ARTICLE: What Will It Take to End HIV in the United States? : A Comprehensive, Local-Level Modeling Study

AUTHORS: Anthony Todd Fojo, Melissa Schnure, Parastu Kasaie, David W DowdyMaunank Shah

JOURNAL: Ann Intern Med. 2021 Sep 21. doi: 10.7326/M21-1501. Online ahead of print.


Background: The Ending the HIV Epidemic (EHE) initiative aims to reduce incident HIV infections by 90% over a span of 10 years. The intensity of interventions needed to achieve this for local epidemics is unclear.

Objective: To estimate the effect of HIV interventions at the city level.

Design: A compartmental model of city-level HIV transmission stratified by age, race, sex, and HIV risk factor was developed and calibrated.

Setting: 32 priority metropolitan statistical areas (MSAs).

Patients: Simulated populations in each MSA.

Intervention: Combinations of HIV testing and preexposure prophylaxis (PrEP) coverage among those at risk for HIV, plus viral suppression in persons with diagnosed HIV infection.

Measurements: The primary outcome was the projected reduction in incident cases from 2020 to 2030.

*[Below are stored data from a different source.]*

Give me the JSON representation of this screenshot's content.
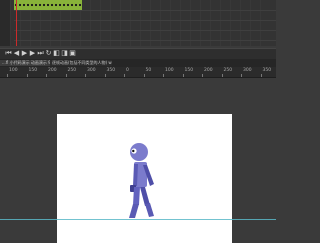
{
  "window": {
    "title": ""
  },
  "timeline": {
    "keyframe_color": "#88b33a",
    "playhead_color": "#cc2a2a"
  },
  "playback_controls": [
    {
      "name": "first-frame",
      "glyph": "⏮"
    },
    {
      "name": "prev-frame",
      "glyph": "◀"
    },
    {
      "name": "play",
      "glyph": "▶"
    },
    {
      "name": "next-frame",
      "glyph": "▶"
    },
    {
      "name": "last-frame",
      "glyph": "⏭"
    },
    {
      "name": "loop",
      "glyph": "↻"
    },
    {
      "name": "onion-skin",
      "glyph": "◧"
    },
    {
      "name": "onion-outline",
      "glyph": "◨"
    },
    {
      "name": "edit-multiple",
      "glyph": "▣"
    }
  ],
  "counter_text": "",
  "document_tabs": [
    {
      "label": "...fl 小代码演示 动画演示 9.fla ×",
      "active": true
    },
    {
      "label": "逐帧动画(包括不同类型的人物) walk.fla ×",
      "active": false
    }
  ],
  "ruler": {
    "labels": [
      "100",
      "150",
      "200",
      "250",
      "300",
      "350",
      "0",
      "50",
      "100",
      "150",
      "200",
      "250",
      "300",
      "350"
    ]
  },
  "stage": {
    "background": "#ffffff",
    "guide_color": "#5ab8c8"
  },
  "character": {
    "color": "#7b7bcc",
    "dark_color": "#4f4fa8"
  }
}
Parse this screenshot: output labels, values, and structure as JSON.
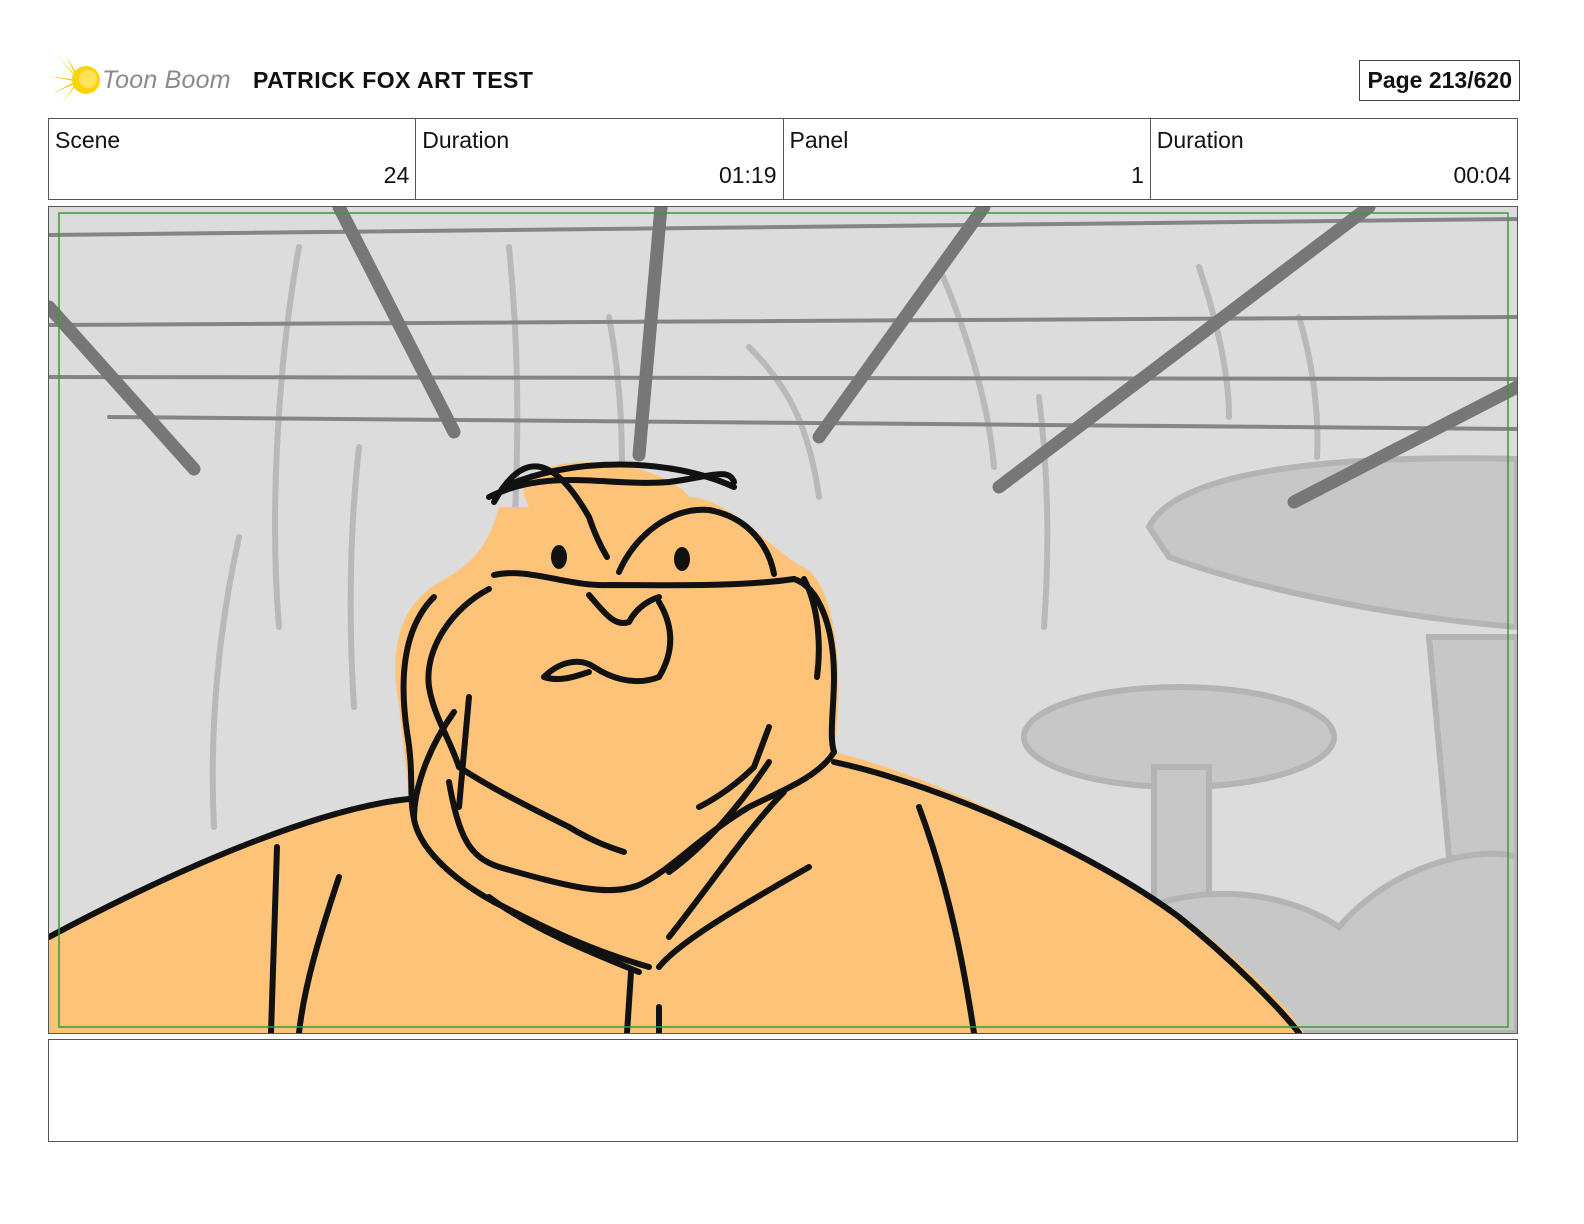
{
  "header": {
    "logo_text": "Toon Boom",
    "title": "PATRICK FOX ART TEST",
    "page_label": "Page 213/620"
  },
  "info": [
    {
      "label": "Scene",
      "value": "24"
    },
    {
      "label": "Duration",
      "value": "01:19"
    },
    {
      "label": "Panel",
      "value": "1"
    },
    {
      "label": "Duration",
      "value": "00:04"
    }
  ],
  "notes": {
    "text": ""
  },
  "colors": {
    "skin": "#fdc479",
    "background": "#dcdcdc",
    "safe_frame": "#3c9a3c",
    "logo_accent": "#f5c400"
  }
}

Results: Absent intervention, HIV incidence was projected to decrease by 19% across all 32 MSAs. Modest increases in testing (1.25-fold per year), PrEP coverage (5 percentage points), and viral suppression (10 percentage points) across the population could achieve reductions of 34% to 67% by 2030. Twenty-five percent PrEP coverage, testing twice a year on average, and 90% viral suppression among young Black and Hispanic men who have sex with men (MSM) achieved similar reductions (13% to 68%). Including all MSM and persons who inject drugs could reduce incidence by 48% to 90%. Thirteen of 32 MSAs could achieve greater than 90% reductions in HIV incidence with large-scale interventions that include heterosexuals. A web application with location-specific results is publicly available (www.jheem.org).

Limitation: The COVID-19 pandemic was not represented.

Conclusion: Large reductions in HIV incidence are achievable with substantial investment, but the EHE goals will be difficult to achieve in most locations. An interactive model that can help policymakers maximize the effect in their local environments is presented.

Primary funding source: National Institutes of Health.